I've recently been introduced to the idea of a 'mood board', now with my history of mental health I automatically assumed this was something to do with my mood - but it's not.  If you don't know what a mood board is; type it into Google and take a look.





So my mood board is a bedroom mood board; my mum has kindly said she'll redo my entire room; to remove all memories; so I can have somewhere to go that doesn't remind me of her.  Somewhere I can go to escape.

Surprisingly it took me a long time to decide on a theme, normally I will see something I like and instantly choose that idea/design and cease looking for anything else; even if it's the first thing I've seen; if I like it - it's mine.

I think some of my struggles arose from the fact that me and her had planned our own home; colour schemes, furniture etc.  I looked at lilac - we'd had it, I looked at brown - it's what I have now, I looked at black and white - it's what we'd planned for our home, red seemed to passionate for a newly single room; I didn't want to be constantly reminded by the colour of love!  Then I spotted a striped bed set - I mean bright, rainbow stripes and I was decided; this was going to be my new room.  You can take a look at my Bedroom Mood Board if you fancy seeing what one looks like.

My mum has been pretty amazing; taking me to Ikea to get the accessories for my new room, she's ordered my bedroom furniture from MFI and is generally keeping the whole new room progressing along nicely.

When my step dad has painted my room, we will build the wardrobe, drawers and bedside cabinet - I only have one bedside cabinet and I'm really not feeling that - I think it'll look odd, and plus, every time I look at it I'll think - Oh yeah, I only need one, since I'm single.  Not a brilliant thought process I know - but it's how my thoughts work!

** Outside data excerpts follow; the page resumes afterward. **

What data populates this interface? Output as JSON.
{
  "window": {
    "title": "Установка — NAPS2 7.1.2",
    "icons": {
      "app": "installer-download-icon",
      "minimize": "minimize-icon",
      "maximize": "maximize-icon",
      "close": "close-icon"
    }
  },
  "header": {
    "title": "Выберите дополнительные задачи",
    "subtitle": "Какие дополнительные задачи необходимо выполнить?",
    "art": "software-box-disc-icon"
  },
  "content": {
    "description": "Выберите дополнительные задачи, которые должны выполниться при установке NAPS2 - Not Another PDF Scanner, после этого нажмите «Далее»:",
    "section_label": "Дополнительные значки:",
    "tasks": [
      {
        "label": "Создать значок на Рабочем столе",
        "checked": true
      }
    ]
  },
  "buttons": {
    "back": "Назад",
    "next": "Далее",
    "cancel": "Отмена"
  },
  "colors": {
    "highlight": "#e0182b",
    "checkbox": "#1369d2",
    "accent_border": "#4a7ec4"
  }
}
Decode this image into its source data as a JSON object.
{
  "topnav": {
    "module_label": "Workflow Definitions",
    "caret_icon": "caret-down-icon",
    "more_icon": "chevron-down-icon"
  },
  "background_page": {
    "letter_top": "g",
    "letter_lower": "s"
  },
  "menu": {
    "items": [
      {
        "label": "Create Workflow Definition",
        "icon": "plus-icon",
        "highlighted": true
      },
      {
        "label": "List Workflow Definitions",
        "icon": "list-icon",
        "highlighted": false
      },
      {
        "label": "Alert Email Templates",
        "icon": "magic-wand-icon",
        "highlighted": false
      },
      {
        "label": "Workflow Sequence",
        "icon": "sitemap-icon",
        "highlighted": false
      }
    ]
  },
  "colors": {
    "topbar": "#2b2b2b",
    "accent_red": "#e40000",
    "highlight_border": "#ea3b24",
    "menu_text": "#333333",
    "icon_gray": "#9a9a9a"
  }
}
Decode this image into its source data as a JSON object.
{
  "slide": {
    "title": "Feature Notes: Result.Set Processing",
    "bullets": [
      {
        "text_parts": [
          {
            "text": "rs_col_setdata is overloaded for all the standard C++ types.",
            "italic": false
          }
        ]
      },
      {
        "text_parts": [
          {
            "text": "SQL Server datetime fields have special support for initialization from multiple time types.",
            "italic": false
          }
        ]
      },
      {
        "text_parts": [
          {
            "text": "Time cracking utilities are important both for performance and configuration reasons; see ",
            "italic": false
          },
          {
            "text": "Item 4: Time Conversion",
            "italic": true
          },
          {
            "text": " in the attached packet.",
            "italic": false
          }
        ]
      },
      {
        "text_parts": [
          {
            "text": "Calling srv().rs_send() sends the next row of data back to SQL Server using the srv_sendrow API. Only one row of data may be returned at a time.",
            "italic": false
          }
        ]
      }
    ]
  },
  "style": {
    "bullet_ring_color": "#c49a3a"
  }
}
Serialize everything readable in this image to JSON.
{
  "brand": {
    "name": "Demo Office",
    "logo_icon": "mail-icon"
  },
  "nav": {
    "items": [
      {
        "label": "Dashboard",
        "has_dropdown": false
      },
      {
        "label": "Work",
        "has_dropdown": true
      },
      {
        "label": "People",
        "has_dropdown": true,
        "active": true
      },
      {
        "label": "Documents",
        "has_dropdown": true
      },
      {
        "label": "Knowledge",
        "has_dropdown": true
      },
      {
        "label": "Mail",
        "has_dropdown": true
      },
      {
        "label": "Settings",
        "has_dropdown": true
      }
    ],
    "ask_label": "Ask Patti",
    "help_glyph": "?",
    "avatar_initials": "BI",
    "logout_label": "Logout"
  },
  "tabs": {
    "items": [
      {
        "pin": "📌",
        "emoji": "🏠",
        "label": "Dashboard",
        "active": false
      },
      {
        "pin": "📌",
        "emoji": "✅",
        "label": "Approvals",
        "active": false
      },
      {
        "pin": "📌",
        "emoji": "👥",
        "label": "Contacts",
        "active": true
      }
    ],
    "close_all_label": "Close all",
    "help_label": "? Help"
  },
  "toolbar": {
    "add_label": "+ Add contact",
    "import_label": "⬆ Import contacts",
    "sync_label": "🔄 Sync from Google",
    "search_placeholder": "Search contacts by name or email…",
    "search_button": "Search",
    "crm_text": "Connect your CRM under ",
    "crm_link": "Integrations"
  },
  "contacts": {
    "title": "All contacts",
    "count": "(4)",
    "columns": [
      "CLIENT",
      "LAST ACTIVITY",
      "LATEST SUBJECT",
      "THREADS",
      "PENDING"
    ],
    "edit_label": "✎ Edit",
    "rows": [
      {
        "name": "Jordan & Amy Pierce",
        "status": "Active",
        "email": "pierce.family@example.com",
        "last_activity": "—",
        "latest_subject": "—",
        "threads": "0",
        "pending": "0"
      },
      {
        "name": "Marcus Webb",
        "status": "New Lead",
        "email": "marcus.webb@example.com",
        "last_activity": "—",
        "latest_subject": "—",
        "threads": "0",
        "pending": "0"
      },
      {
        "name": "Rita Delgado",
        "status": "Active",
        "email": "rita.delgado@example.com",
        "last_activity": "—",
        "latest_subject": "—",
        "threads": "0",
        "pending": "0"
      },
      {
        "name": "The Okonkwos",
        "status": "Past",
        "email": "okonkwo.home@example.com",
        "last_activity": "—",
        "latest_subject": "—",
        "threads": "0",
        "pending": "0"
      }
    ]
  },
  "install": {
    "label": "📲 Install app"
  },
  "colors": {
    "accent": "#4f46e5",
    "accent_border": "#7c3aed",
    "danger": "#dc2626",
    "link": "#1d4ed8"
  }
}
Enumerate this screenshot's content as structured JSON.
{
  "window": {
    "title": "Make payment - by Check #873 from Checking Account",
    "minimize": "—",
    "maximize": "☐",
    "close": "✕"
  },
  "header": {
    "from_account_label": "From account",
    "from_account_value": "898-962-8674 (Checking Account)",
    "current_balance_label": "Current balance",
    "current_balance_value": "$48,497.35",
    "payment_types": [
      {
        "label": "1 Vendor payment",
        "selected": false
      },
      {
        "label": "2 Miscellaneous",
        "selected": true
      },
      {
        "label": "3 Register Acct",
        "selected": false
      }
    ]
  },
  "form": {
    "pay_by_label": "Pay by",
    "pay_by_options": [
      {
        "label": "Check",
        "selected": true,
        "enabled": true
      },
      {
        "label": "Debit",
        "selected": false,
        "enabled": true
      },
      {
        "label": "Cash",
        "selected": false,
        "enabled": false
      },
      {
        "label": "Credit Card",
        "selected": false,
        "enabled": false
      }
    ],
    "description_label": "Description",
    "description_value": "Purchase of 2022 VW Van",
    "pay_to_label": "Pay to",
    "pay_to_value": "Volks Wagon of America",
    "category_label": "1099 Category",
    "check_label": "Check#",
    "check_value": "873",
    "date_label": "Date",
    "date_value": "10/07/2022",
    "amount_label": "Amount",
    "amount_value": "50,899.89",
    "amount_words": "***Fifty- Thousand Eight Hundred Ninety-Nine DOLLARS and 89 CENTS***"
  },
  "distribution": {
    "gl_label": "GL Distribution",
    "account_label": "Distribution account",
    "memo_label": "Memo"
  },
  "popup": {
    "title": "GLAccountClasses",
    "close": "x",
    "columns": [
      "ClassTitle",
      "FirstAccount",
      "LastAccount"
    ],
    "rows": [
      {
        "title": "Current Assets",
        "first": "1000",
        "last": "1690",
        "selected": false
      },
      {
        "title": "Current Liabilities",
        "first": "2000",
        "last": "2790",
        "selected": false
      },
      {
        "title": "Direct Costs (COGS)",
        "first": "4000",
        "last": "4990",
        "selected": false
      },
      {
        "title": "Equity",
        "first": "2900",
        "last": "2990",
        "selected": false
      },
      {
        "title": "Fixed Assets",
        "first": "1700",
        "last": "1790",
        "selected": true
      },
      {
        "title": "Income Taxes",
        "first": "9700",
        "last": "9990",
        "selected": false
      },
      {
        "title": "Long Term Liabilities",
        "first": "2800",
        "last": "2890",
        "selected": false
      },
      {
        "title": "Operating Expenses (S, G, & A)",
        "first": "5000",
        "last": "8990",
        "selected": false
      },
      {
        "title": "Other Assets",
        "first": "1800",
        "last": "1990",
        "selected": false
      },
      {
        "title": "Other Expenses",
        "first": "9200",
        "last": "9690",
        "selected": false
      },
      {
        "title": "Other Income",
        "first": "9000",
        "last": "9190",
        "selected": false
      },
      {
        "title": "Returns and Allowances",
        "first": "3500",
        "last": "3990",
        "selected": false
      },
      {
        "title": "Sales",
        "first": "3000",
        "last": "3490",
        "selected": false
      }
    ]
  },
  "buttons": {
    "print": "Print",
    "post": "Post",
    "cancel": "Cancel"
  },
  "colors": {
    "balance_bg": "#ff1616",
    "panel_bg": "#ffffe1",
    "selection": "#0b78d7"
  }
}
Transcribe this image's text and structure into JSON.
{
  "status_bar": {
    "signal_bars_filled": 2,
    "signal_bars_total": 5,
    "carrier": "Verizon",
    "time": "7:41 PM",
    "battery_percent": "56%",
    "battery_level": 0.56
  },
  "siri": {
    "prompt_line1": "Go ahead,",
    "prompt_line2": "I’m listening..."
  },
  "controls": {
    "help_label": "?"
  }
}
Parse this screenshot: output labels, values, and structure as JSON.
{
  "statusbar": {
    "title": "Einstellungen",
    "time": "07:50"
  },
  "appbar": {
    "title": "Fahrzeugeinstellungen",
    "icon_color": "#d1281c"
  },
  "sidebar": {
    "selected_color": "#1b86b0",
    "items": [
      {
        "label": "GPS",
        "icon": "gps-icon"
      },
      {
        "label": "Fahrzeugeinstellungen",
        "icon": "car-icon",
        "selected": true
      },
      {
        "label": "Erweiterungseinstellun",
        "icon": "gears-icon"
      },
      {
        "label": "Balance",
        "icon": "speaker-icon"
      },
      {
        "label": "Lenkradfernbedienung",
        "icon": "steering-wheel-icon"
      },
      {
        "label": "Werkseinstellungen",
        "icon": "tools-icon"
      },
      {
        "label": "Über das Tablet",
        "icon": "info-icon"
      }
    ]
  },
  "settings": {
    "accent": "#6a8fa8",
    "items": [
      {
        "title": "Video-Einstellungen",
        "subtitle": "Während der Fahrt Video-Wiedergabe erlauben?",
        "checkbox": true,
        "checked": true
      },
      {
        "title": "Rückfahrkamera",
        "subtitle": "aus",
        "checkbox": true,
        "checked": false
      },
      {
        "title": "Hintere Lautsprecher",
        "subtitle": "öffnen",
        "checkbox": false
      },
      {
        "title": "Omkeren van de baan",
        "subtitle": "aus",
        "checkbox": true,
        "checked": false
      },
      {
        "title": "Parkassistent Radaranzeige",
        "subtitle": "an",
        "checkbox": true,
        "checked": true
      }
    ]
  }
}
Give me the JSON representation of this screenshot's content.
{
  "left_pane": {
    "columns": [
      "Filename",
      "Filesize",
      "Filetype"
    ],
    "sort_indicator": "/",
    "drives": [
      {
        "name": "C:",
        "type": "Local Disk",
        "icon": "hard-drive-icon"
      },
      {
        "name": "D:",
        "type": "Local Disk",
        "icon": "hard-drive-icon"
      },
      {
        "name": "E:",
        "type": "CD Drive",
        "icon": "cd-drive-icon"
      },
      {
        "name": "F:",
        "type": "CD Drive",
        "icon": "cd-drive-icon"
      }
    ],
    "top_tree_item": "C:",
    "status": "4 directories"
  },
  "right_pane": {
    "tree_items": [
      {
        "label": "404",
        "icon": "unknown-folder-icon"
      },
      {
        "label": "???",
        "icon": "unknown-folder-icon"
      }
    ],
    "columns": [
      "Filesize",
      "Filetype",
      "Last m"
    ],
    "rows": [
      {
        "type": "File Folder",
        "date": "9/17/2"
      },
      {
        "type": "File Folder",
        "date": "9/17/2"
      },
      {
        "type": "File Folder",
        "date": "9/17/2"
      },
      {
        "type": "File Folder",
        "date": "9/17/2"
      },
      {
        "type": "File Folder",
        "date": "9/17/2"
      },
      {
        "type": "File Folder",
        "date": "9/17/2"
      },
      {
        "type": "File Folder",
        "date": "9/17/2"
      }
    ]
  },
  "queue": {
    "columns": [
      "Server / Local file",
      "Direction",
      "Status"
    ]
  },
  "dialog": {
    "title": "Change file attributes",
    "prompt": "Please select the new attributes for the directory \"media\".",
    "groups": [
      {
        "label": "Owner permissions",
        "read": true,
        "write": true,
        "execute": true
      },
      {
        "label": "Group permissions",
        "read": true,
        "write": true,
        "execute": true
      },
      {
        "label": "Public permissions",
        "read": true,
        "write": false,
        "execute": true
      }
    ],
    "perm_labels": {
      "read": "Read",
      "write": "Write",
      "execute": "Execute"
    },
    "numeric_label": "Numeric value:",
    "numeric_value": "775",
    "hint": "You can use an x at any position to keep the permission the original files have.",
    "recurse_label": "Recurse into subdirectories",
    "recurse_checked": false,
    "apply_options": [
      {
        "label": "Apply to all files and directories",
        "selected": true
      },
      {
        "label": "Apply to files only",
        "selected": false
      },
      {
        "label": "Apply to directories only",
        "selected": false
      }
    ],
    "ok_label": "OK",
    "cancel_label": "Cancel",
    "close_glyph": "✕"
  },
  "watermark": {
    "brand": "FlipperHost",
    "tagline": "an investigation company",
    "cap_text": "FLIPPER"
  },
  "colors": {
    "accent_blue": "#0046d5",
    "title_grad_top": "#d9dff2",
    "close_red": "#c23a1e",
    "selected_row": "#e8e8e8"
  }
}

Oh and on another note - she liked a picture of our dog on Facebook today - what on earth does that mean? She likes the picture of the dog? She wants to talk to me? She's thinking about me? Or she's thinking about the dog? It wasn't a particularly recent picture either - at least a few days. I wish I could think normally, or rationally - or does everyone think this way? I find myself analysing anything to do with her.  I hope it stops soon, it's driving me mental!